Can you tell me a little about your drag career?
I started doing drag about seven years ago. Bella’s persona is a glamorous Mexican woman that is proud of sharing her language and heritage through music and fashion. She is also a more outgoing version of myself. Bella enjoys planning fund-raisers and special events that benefit people under the LGBTQ+ community, especially youth and HIV-positive folx.
What do you enjoy about doing drag?
Some of the most enjoyable things about doing drag would be performing at different events such as local clubs, Pride events, youth dances, fund-raisers, and libraries. Meeting different people and hearing their journeys is really breathtaking and empowering. The most important thing would be inspiring people to be themselves and respect others around them. Regardless of ethnicity, sexual orientation, or pronouns people use, everyone deserves to be treated equally.

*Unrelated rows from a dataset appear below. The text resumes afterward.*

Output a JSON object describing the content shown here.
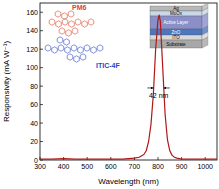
{
  "chart_data": {
    "type": "line",
    "x_label": "Wavelength (nm)",
    "y_label": "Responsivity (mA W⁻¹)",
    "x": [
      300,
      350,
      400,
      450,
      500,
      550,
      600,
      650,
      700,
      720,
      740,
      750,
      760,
      770,
      780,
      790,
      800,
      805,
      810,
      820,
      830,
      840,
      850,
      860,
      870,
      880,
      900,
      950,
      1000,
      1050
    ],
    "series": [
      {
        "name": null,
        "color": "#b01818",
        "values": [
          1,
          1,
          1.5,
          1,
          1,
          1,
          1,
          1,
          2,
          3,
          6,
          10,
          20,
          38,
          70,
          120,
          152,
          157,
          150,
          100,
          50,
          22,
          10,
          5,
          3,
          2,
          1,
          1,
          1,
          1
        ]
      }
    ],
    "xlim": [
      300,
      1050
    ],
    "xticks": [
      300,
      400,
      500,
      600,
      700,
      800,
      900,
      1000
    ],
    "ylim": [
      0,
      170
    ],
    "yticks": [
      0,
      20,
      40,
      60,
      80,
      100,
      120,
      140,
      160
    ],
    "annotations": [
      "42 nm",
      "PM6",
      "ITIC-4F"
    ],
    "inset_layers": [
      "Ag",
      "MoOx",
      "Active Layer",
      "ZnO",
      "ITO",
      "Substrate"
    ]
  }
}
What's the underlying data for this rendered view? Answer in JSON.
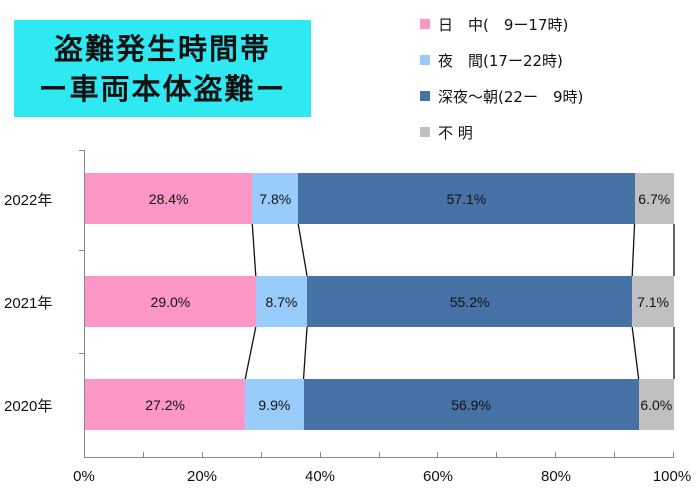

What is it like reading to kids? How do they react?
I have been doing Drag Queen Story Hour for almost three years. Kids’ reactions are very impressive. They are very talkative, energetic, outspoken, and charismatic. The thing I enjoy the most is seeing kids being themselves while they are accompanied by their family members. Hearing the kids sharing different ways of gender identity such as wearing makeup, a scarf, a bow tie, glittery shoes, or nail polish.
Before my email, were you aware that people were angry about DQST?
I honestly did not hear much backlash from Sacramento as I did from Brentwood. I believe that there are many people against these types of events, but that they only create inclusiveness and diversity. I also believe that we should have more Drag Queen Story Hour events in such beautiful libraries.
Did you know people were mad specifically about your story time in Sacramento?
I was not aware about this, but everybody deserves the right to have an opinion. Unfortunately, some people are not open-minded, and their comments prevent others from attending these events. At the end of the day, kids should always be able to decide with their parents’ support.
Why do you think conservatives get so angry about drag queens reading age-appropriate books to children?
Some people are afraid of accepting people that are different than them. Thankfully, LGBTQ+ people and people of color are all around and we will not be erased.
Do you plan to continue doing DQST?
I will gladly continue doing Drag Queen Story Hour as long as I have the support of my community, bookstores, and the library system. Something that motivates my career is inspiring kids to be themselves as well as seeing families supporting their children.
Bella Aldama will be reading at the Walnut Creek Library on July 1 and at Under the Rainbow, a thrift store, in El Cerrito on July 3. This interview has been edited and condensed for clarity.